Suddenly a shape materialised out of the fog ahead of the train. Automatically he started to brake. With an agonised shriek the wheels began slowing down. Whatever it was, it was still on the line. Right in their path and refusing to budge an inch. It looked as though somebody's cow had wandered onto the bridge when nobody was looking. If it didn't move soon it was bound to be run over. Stupid bloody animal. Trains can't just stop dead in their tracks!


He could see it more clearly now. Christ! That was no cow. It was too big. Wrong shape.


'Fucking hell!' he cursed aloud. 'It's one of those bastard crabs!'


The train was nearly at a standstill. He could see the crab. Every detail. Its face. Its eyes. The thing knew. Knew he would stop. Well, he'd show it. His hand left the brake and returned to the throttle. Full speed ahead. More of them on the line up in front Bloody crowds of 'em. Show 'em all. Crush 'em to pulp!


The engine had picked up to 20 mph when it made contact with King Crab. Another screech of anguished metal. A jolt that threw all the passengers forward. Dai Peters sprawled on the floor of his cab.

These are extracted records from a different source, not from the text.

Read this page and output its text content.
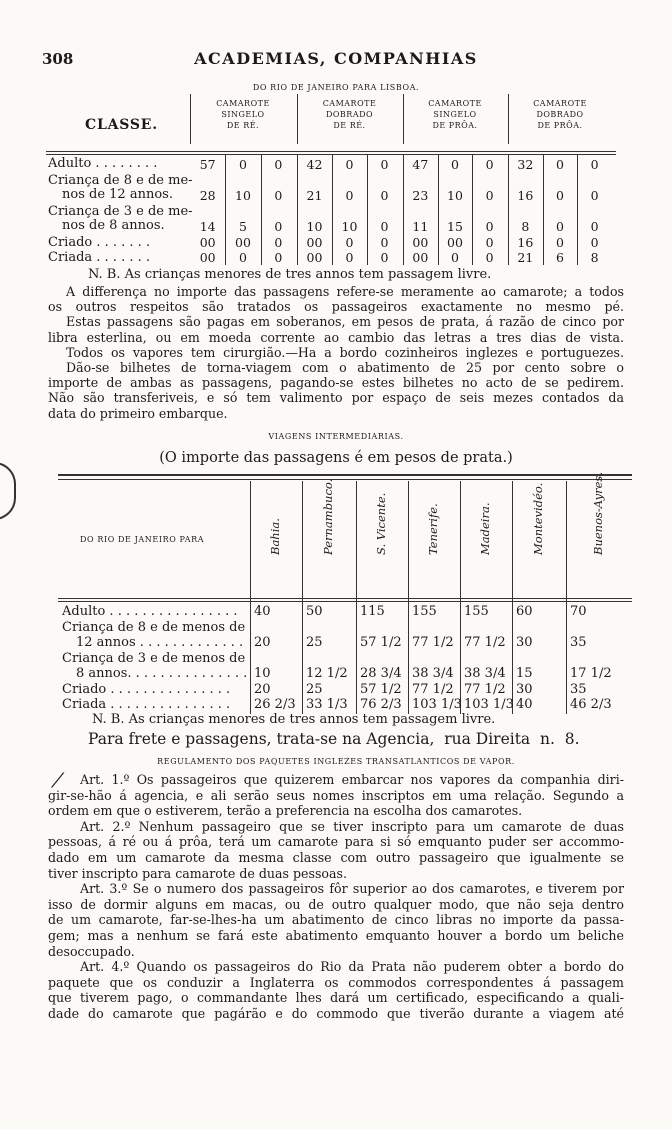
308	ACADEMIAS, COMPANHIAS
DO RIO DE JANEIRO PARA LISBOA.
CLASSE.
CAMAROTE
SINGELO
DE RÉ.
CAMAROTE
DOBRADO
DE RÉ.
CAMAROTE
SINGELO
DE PRÔA.
CAMAROTE
DOBRADO
DE PRÔA.
Adulto . . . . . . . .	57	0	0	42	0	0	47	0	0	32	0	0
Criança de 8 e de me-
nos de 12 annos.	28	10	0	21	0	0	23	10	0	16	0	0
Criança de 3 e de me-
nos de 8 annos.	14	5	0	10	10	0	11	15	0	8	0	0
Criado . . . . . . .	00	00	0	00	0	0	00	00	0	16	0	0
Criada . . . . . . .	00	0	0	00	0	0	00	0	0	21	6	8
N. B. As crianças menores de tres annos tem passagem livre.
A differença no importe das passagens refere-se meramente ao camarote; a todos
os outros respeitos são tratados os passageiros exactamente no mesmo pé.
Estas passagens são pagas em soberanos, em pesos de prata, á razão de cinco por
libra esterlina, ou em moeda corrente ao cambio das letras a tres dias de vista.
Todos os vapores tem cirurgião.—Ha a bordo cozinheiros inglezes e portuguezes.
Dão-se bilhetes de torna-viagem com o abatimento de 25 por cento sobre o
importe de ambas as passagens, pagando-se estes bilhetes no acto de se pedirem.
Não são transferiveis, e só tem valimento por espaço de seis mezes contados da
data do primeiro embarque.
VIAGENS INTERMEDIARIAS.
(O importe das passagens é em pesos de prata.)
DO RIO DE JANEIRO PARA	Bahia.	Pernambuco.	S. Vicente.	Tenerife.	Madeira.	Montevidéo.	Buenos-Ayres.
Adulto . . . . . . . . . . . . . . . . 40	50	115 155 155 60	70
Criança de 8 e de menos de
12 annos . . . . . . . . . . . . . 20	25	57 1/2 77 1/2 77 1/2 30	35
Criança de 3 e de menos de
8 annos. . . . . . . . . . . . . . . 10	12 1/2 28 3/4 38 3/4 38 3/4 15	17 1/2
Criado . . . . . . . . . . . . . . . 20	25	57 1/2 77 1/2 77 1/2 30	35
Criada . . . . . . . . . . . . . . . 26 2/3 33 1/3 76 2/3 103 1/3 103 1/3 40	46 2/3
N. B. As crianças menores de tres annos tem passagem livre.
Para frete e passagens, trata-se na Agencia,  rua Direita  n.  8.
REGULAMENTO DOS PAQUETES INGLEZES TRANSATLANTICOS DE VAPOR.
⁄	Art. 1.º Os passageiros que quizerem embarcar nos vapores da companhia diri-
gir-se-hão á agencia, e ali serão seus nomes inscriptos em uma relação. Segundo a
ordem em que o estiverem, terão a preferencia na escolha dos camarotes.
Art. 2.º Nenhum passageiro que se tiver inscripto para um camarote de duas
pessoas, á ré ou á prôa, terá um camarote para si só emquanto puder ser accommo-
dado em um camarote da mesma classe com outro passageiro que igualmente se
tiver inscripto para camarote de duas pessoas.
Art. 3.º Se o numero dos passageiros fôr superior ao dos camarotes, e tiverem por
isso de dormir alguns em macas, ou de outro qualquer modo, que não seja dentro
de um camarote, far-se-lhes-ha um abatimento de cinco libras no importe da passa-
gem; mas a nenhum se fará este abatimento emquanto houver a bordo um beliche
desoccupado.
Art. 4.º Quando os passageiros do Rio da Prata não puderem obter a bordo do
paquete que os conduzir a Inglaterra os commodos correspondentes á passagem
que tiverem pago, o commandante lhes dará um certificado, especificando a quali-
dade do camarote que pagárão e do commodo que tiverão durante a viagem até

For a split second everything seemed to stop. Tune stood still. Then the engine was rearing upwards, its wheels spinning uselessly in the air. Carriages buckled into one another, overturning, rolling sideways against the steel girders. People were screaming,


Dai Peters tried to grab the controls. Brake, throttle, anything. The engine was lurching at a crazy angle, almost as if it was running on a model railway and the owner was picking his toys up. The driver just clung on for his very life.


He could see the water below him again, the current swirling as though ready to receive him. Another crash. Steel girders flying through the air. Hurtling, spinning, still hanging on.


That same dream. He started to yell. 'Emma! Emma! Wake me up! The bridge … the water … for God's sake wake me up!'


***


The fundamental problem with Night of the Crabs is that Guy N. Smith treats his material in such a perfunctory way. It is a story that requires ferocious elan, while Smith seems content with a skeletal first draft.

The ending makes this clear.  Smith first gives us Davenport sealing the opening of the crabs' underwater lair with a limpet mine. Days later the Crabs reemerge aboveground, but are eventually defeated with liberal aerosol spraying of paraquat.

Were Smith fully invested in Davenport as his hero, and committed to investing the story with a little melodramatic gravity, he would have reversed the order here. After the crabs are driven back to their undersea cave by the paraquat, Davenport would enter the cavern with the limpet mine. Instead of setting the timer for 60 minutes, Davenport would set it for 60 seconds, sacrificing himself to ensure all remaining crabs are crushed to death.

Well, that's how I would've done it.

Smith's book has sold millions of copies, and that kind of historic mass echo carries an authority all it's own.